# Please help! Having .JAR issues!!



## Lolli6922 (Mar 26, 2017)

I have a Mac- Mini running on OS X Yosemite version 10.10.5
I have never had any issues whatsoever until yesterday. I suddenly cannot open any .Jar files!
When attempting to open Example.jar- I am prompted with: 

*"The Java JAR file “Example.Launcher.jar” could not be launched.
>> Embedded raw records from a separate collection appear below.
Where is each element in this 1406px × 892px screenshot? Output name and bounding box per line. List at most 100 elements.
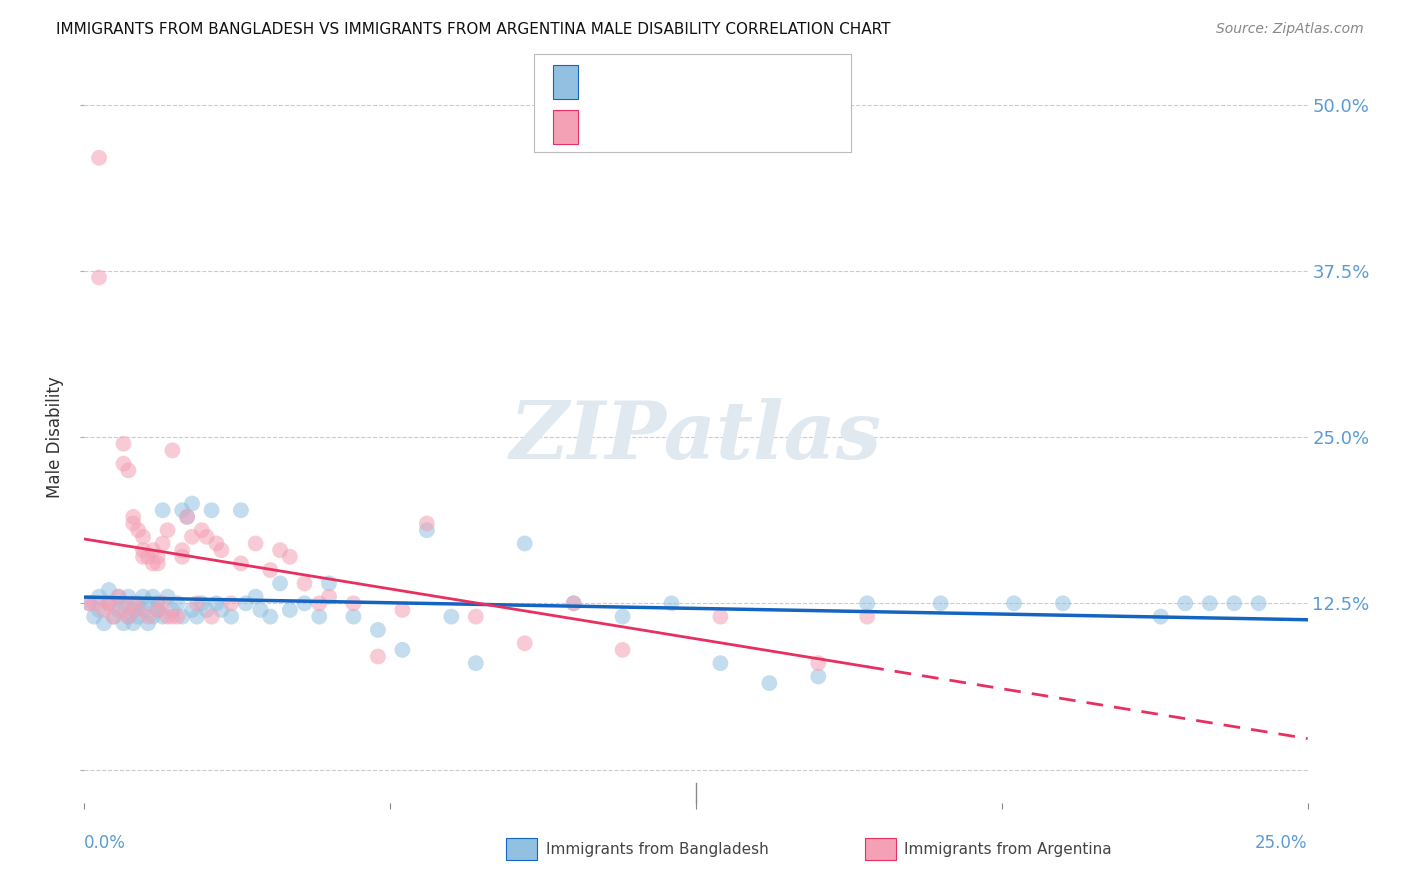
Point <box>127 609 149 624</box>
Point <box>1174 596 1197 610</box>
Point <box>83 609 105 624</box>
Point <box>205 536 228 550</box>
Point <box>391 603 413 617</box>
Point <box>117 609 139 624</box>
Point <box>1223 596 1246 610</box>
Point <box>342 609 364 624</box>
Point <box>367 623 389 637</box>
Point <box>166 609 188 624</box>
Point <box>166 596 188 610</box>
Point <box>856 609 879 624</box>
Point <box>156 609 179 624</box>
Point <box>342 596 364 610</box>
Point <box>97 596 120 610</box>
Point <box>661 596 683 610</box>
Point <box>758 676 780 690</box>
Point <box>112 603 135 617</box>
Point <box>162 603 184 617</box>
Point <box>97 596 120 610</box>
Point <box>132 549 155 564</box>
Point <box>103 609 125 624</box>
Point <box>156 590 179 604</box>
Point <box>416 516 439 531</box>
Point <box>219 596 242 610</box>
Point <box>112 457 135 471</box>
Point <box>172 609 194 624</box>
Point <box>136 609 159 624</box>
Point <box>562 596 585 610</box>
Point <box>367 649 389 664</box>
Point <box>229 503 252 517</box>
Point <box>259 563 281 577</box>
Point <box>278 549 301 564</box>
Point <box>209 603 232 617</box>
Point <box>200 609 222 624</box>
Point <box>513 536 536 550</box>
Point <box>142 609 165 624</box>
Point <box>146 603 169 617</box>
Point <box>122 516 145 531</box>
Point <box>1150 609 1173 624</box>
Point <box>93 603 115 617</box>
Point <box>152 609 174 624</box>
Point <box>97 596 120 610</box>
Point <box>132 530 155 544</box>
Point <box>176 509 198 524</box>
Point <box>235 596 257 610</box>
Point <box>929 596 952 610</box>
Point <box>181 603 204 617</box>
Point <box>278 603 301 617</box>
Point <box>112 596 135 610</box>
Point <box>112 436 135 450</box>
Point <box>136 549 159 564</box>
Point <box>176 509 198 524</box>
Point <box>612 609 634 624</box>
Point <box>146 549 169 564</box>
Point <box>132 543 155 558</box>
Point <box>1052 596 1074 610</box>
Point <box>181 497 204 511</box>
Point <box>146 596 169 610</box>
Point <box>172 543 194 558</box>
Point <box>107 603 129 617</box>
Point <box>1002 596 1025 610</box>
Text: Immigrants from Bangladesh: Immigrants from Bangladesh <box>546 842 768 856</box>
Point <box>107 590 129 604</box>
Text: IMMIGRANTS FROM BANGLADESH VS IMMIGRANTS FROM ARGENTINA MALE DISABILITY CORRELAT: IMMIGRANTS FROM BANGLADESH VS IMMIGRANTS… <box>56 22 891 37</box>
Text: Immigrants from Argentina: Immigrants from Argentina <box>904 842 1112 856</box>
Point <box>117 590 139 604</box>
Point <box>249 603 271 617</box>
Point <box>245 536 267 550</box>
Point <box>440 609 463 624</box>
Point <box>205 596 228 610</box>
Point <box>122 596 145 610</box>
Point <box>807 669 830 683</box>
Point <box>172 549 194 564</box>
Point <box>709 656 731 670</box>
Point <box>127 603 149 617</box>
Point <box>245 590 267 604</box>
Text: R =  0.037: R = 0.037 <box>588 74 683 92</box>
Point <box>269 543 291 558</box>
Point <box>807 656 830 670</box>
Text: N = 75: N = 75 <box>731 74 794 92</box>
Point <box>259 609 281 624</box>
Point <box>87 151 110 165</box>
Point <box>77 596 100 610</box>
Text: 0.0%: 0.0% <box>84 834 127 852</box>
Point <box>146 603 169 617</box>
Point <box>1198 596 1220 610</box>
Point <box>136 616 159 631</box>
Text: ZIPatlas: ZIPatlas <box>510 399 882 475</box>
Point <box>308 609 330 624</box>
Point <box>122 603 145 617</box>
Point <box>132 603 155 617</box>
Point <box>200 503 222 517</box>
Point <box>142 543 165 558</box>
Point <box>136 596 159 610</box>
Point <box>416 523 439 537</box>
Point <box>195 530 218 544</box>
Point <box>1247 596 1270 610</box>
Point <box>269 576 291 591</box>
Point <box>391 643 413 657</box>
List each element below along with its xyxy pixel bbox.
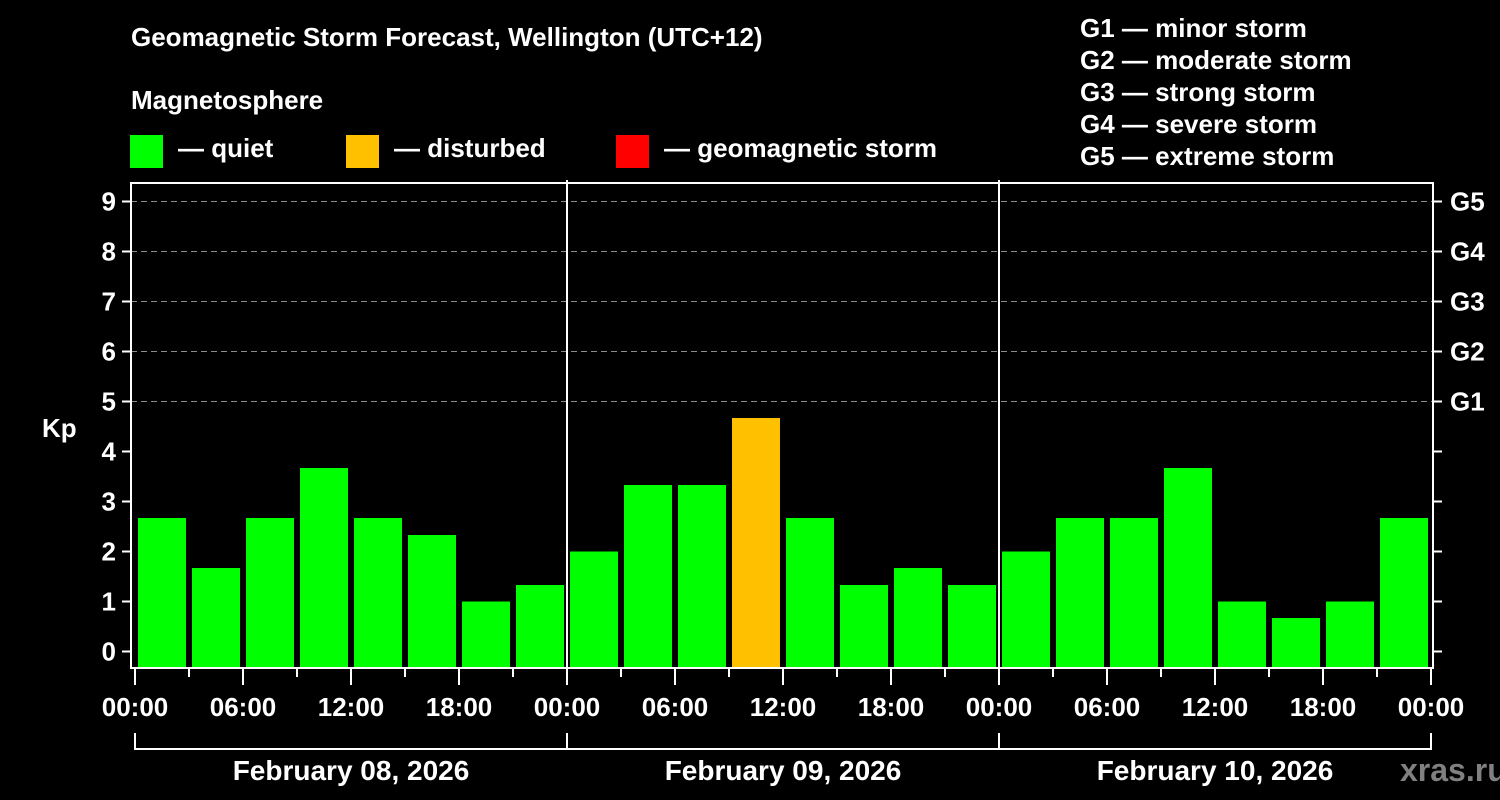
quiet-swatch: [130, 135, 163, 168]
kp-bar: [1002, 551, 1050, 668]
date-label: February 08, 2026: [233, 755, 470, 786]
y-tick-label: 0: [102, 637, 116, 667]
date-label: February 10, 2026: [1097, 755, 1334, 786]
gridlines: [131, 201, 1433, 402]
x-tick-label: 00:00: [966, 692, 1033, 722]
kp-bar: [678, 485, 726, 668]
legend-storm-label: — geomagnetic storm: [664, 133, 938, 163]
legend-title: Magnetosphere: [131, 85, 324, 115]
kp-bar: [840, 585, 888, 668]
x-tick-label: 06:00: [1074, 692, 1141, 722]
bars: [138, 418, 1428, 668]
kp-bar: [300, 468, 348, 668]
kp-bar: [894, 568, 942, 668]
kp-bar: [462, 601, 510, 668]
y-tick-label: 6: [102, 337, 116, 367]
kp-bar: [732, 418, 780, 668]
g-scale-label: G3: [1450, 287, 1485, 317]
kp-bar: [1110, 518, 1158, 668]
g5-legend: G5 — extreme storm: [1080, 141, 1335, 171]
g3-legend: G3 — strong storm: [1080, 77, 1316, 107]
kp-bar: [1272, 618, 1320, 668]
kp-bar: [192, 568, 240, 668]
y-tick-label: 3: [102, 487, 116, 517]
y-tick-label: 2: [102, 537, 116, 567]
x-tick-label: 18:00: [858, 692, 925, 722]
chart-title: Geomagnetic Storm Forecast, Wellington (…: [131, 22, 763, 52]
legend-disturbed-label: — disturbed: [394, 133, 546, 163]
x-tick-label: 12:00: [1182, 692, 1249, 722]
kp-bar: [408, 535, 456, 668]
axis-labels: 0 1 2 3 4 5 6 7 8 9 G1 G2 G3 G4 G5 Kp 00:00 06:00 12:00 18:…: [42, 187, 1485, 787]
x-tick-label: 18:00: [426, 692, 493, 722]
watermark: xras.ru: [1400, 752, 1500, 788]
g2-legend: G2 — moderate storm: [1080, 45, 1352, 75]
kp-bar: [786, 518, 834, 668]
kp-bar: [138, 518, 186, 668]
kp-bar: [1218, 601, 1266, 668]
y-tick-label: 7: [102, 287, 116, 317]
axes: [122, 180, 1442, 750]
g-scale-legend: G1 — minor storm G2 — moderate storm G3 …: [1080, 12, 1352, 172]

Check the Console for possible error messages.
*
I proceeded to ensure my Java is up to date (Currently running Java 8) I uninstalled both Java and example.jar several times.

Console Error messages:
Opened Console, cleared the messages to get a fresh and accurate error message:
In my System.log-
*Mar 25 10:03:48 Mac-mini-2.local coreduetd[74]: CoreData: error: (1555) UNIQUE constraint failed: ZCDDMSTRINGATTRIBUTE.Z_PK
Mar 25 10:03:48 -Mac-mini-2.local coreduetd[74]: Core Data: error: -executeRequest: encountered exception = error during SQL execution : UNIQUE constraint failed: ZCDDMSTRINGATTRIBUTE.Z_PK with userInfo = {
NSFilePath = "/var/db/CoreDuet/coreduetd.db";
NSSQLiteErrorDomain = 1555;
*
I then attempted to run my .JAR file via the Terminal and received the following message:
*"No such file or directoy"*

I am assuming this message from Terminal is due to the inability to open my .JAR for it's initial run- to install. 
I have run similar programs in the past, without any issues until yesterday.
Does anyone know what Core Data: Error (1555) is?Why would my Mac suddenly not open a .JAR after working great for months!? 
I have been working on this for about 18 hours and I have no idea what else to do. 
Please help! 

Note- Please be kind and speak to me in layman's terms :facepalm:


----------